And yesterday I finished this… I was instructed by my wife not to discuss my issues with AI* when talking about this book. So… AI aside, here’s my thoughts.
“Inside Her” is a book that everyone on Facebook was talking about so I decided to give it a whirl. I even told my friend about it before I dove in. She finished it all in one sitting but I took a little longer—more like a weekend.
The story is about an woman, who was always curious about being a lesbian but after being assaulted as a child, she grew up thinking she needed a man to protect her from bad people. Unfortunately, the bad people were the ones protecting her. She was engaged to a man who verbal and mentally abused her and she lived with it. UNTIL… she found a woman who she fell head over heels for.
In life, and in this story, there is a lot of pressure to come out and live your truth. And while the main character, Jess, wanted to live that… she was also afraid. So true to life. She had jumped from one straight relationship to another that she never really had the chance to be single and mingle. Again, very true to life.
This presents a problem when Jess is forced to decide to settle into a lesbian relationship—fully and completely out—or to take time to process and live a little.
I completely, 100% understand this. In my own life, once I had my first official girlfriend and we were living with each other, my mind said exactly what Jess said… WHAT IF?

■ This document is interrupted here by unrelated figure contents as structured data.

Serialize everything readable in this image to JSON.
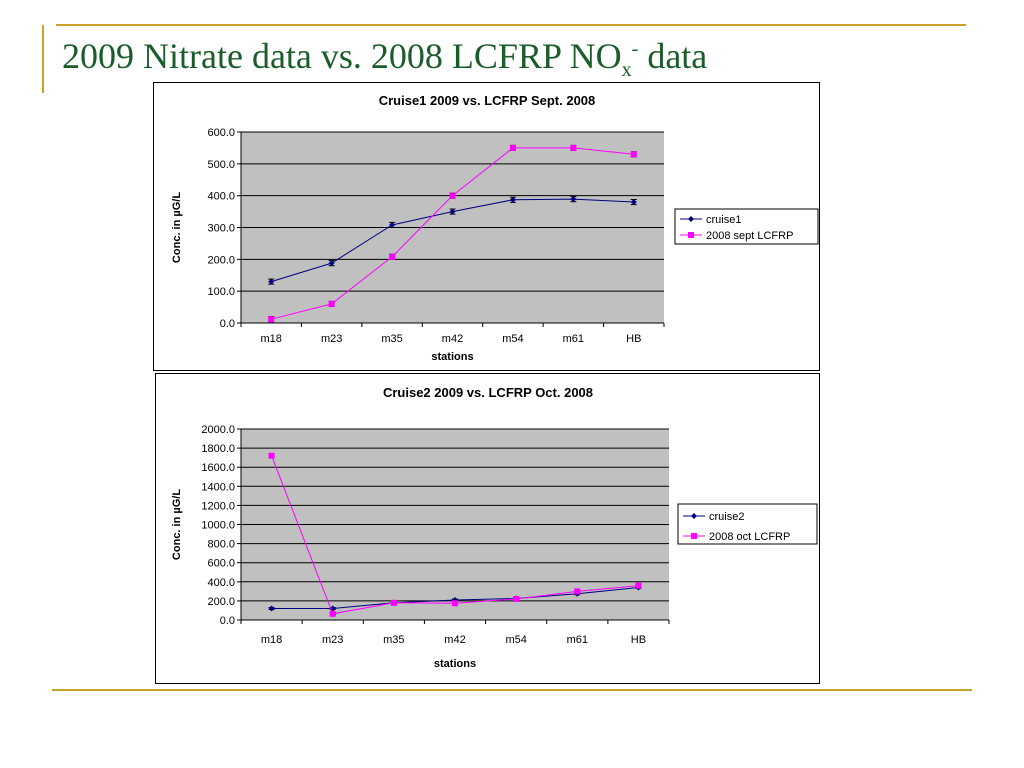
{
  "slide": {
    "title_main": "2009 Nitrate data vs. 2008 LCFRP NO",
    "title_sub": "x",
    "title_sup": "-",
    "title_tail": " data"
  },
  "colors": {
    "accent": "#c9a227",
    "title": "#1a5c2a",
    "plot_bg": "#c0c0c0",
    "series_a": "#000080",
    "series_b": "#ff00ff"
  },
  "chart_data": [
    {
      "type": "line",
      "title": "Cruise1 2009 vs. LCFRP Sept. 2008",
      "xlabel": "stations",
      "ylabel": "Conc. in µG/L",
      "categories": [
        "m18",
        "m23",
        "m35",
        "m42",
        "m54",
        "m61",
        "HB"
      ],
      "ylim": [
        0,
        600
      ],
      "yticks": [
        "0.0",
        "100.0",
        "200.0",
        "300.0",
        "400.0",
        "500.0",
        "600.0"
      ],
      "grid": true,
      "legend": "right",
      "error_bars": true,
      "series": [
        {
          "name": "cruise1",
          "marker": "diamond",
          "color": "#000080",
          "values": [
            130,
            188,
            308,
            350,
            387,
            389,
            380
          ],
          "error": [
            8,
            8,
            8,
            8,
            8,
            8,
            8
          ]
        },
        {
          "name": "2008 sept LCFRP",
          "marker": "square",
          "color": "#ff00ff",
          "values": [
            12,
            60,
            208,
            400,
            550,
            550,
            530
          ],
          "error": [
            8,
            8,
            8,
            8,
            8,
            8,
            8
          ]
        }
      ]
    },
    {
      "type": "line",
      "title": "Cruise2 2009 vs. LCFRP Oct. 2008",
      "xlabel": "stations",
      "ylabel": "Conc. in µG/L",
      "categories": [
        "m18",
        "m23",
        "m35",
        "m42",
        "m54",
        "m61",
        "HB"
      ],
      "ylim": [
        0,
        2000
      ],
      "yticks": [
        "0.0",
        "200.0",
        "400.0",
        "600.0",
        "800.0",
        "1000.0",
        "1200.0",
        "1400.0",
        "1600.0",
        "1800.0",
        "2000.0"
      ],
      "grid": true,
      "legend": "right",
      "error_bars": true,
      "series": [
        {
          "name": "cruise2",
          "marker": "diamond",
          "color": "#000080",
          "values": [
            120,
            120,
            180,
            210,
            225,
            275,
            340
          ],
          "error": [
            10,
            10,
            10,
            10,
            10,
            10,
            10
          ]
        },
        {
          "name": "2008 oct LCFRP",
          "marker": "square",
          "color": "#ff00ff",
          "values": [
            1720,
            65,
            180,
            175,
            220,
            300,
            360
          ],
          "error": [
            15,
            10,
            10,
            10,
            10,
            10,
            10
          ]
        }
      ]
    }
  ]
}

I think the story of “Inside Her” hit home in many ways. The character was obsessive, like me, though I am not nearly as neurotic. She cratered into a spiraling pit of depression because of not being able to be with someone; she rather choose death over living alone. Again, that was part of my past too. Therefore, I connected with it.
I guess my dislikes about the book as a whole was the author spent too much time—too many chapters—saying the same thing, over and over. Early on when the two main characters meet there is tons and tons of sex. And while this happens in real life, I felt that we didn’t need 4-5 chapters of the same three days of constant sex. Then again, when we know Jess is spiraling and she is replaying out the events of the destruction of her relationship with Georgia, we spend way too much time suffering with her in a way that is was just annoying.
Jess was annoying. Very annoying. But the story was a good one, overall. It is definitely worth the read—my friend said she balled her eyes out at the end. I did not because during those moments of joy/happiness, I was too busy rolling my eyes at the blatant AI paragraphs. Just saying.
*I do not believe the entire book was written by a computer, there are moments when I could tell the paragraph(s) were paraphrased enough to hit the AI-detectors (my eyes can spot that a mile away). It wasn’t enough to distract from a good story.
And that’s my story… and I’m sticking to it.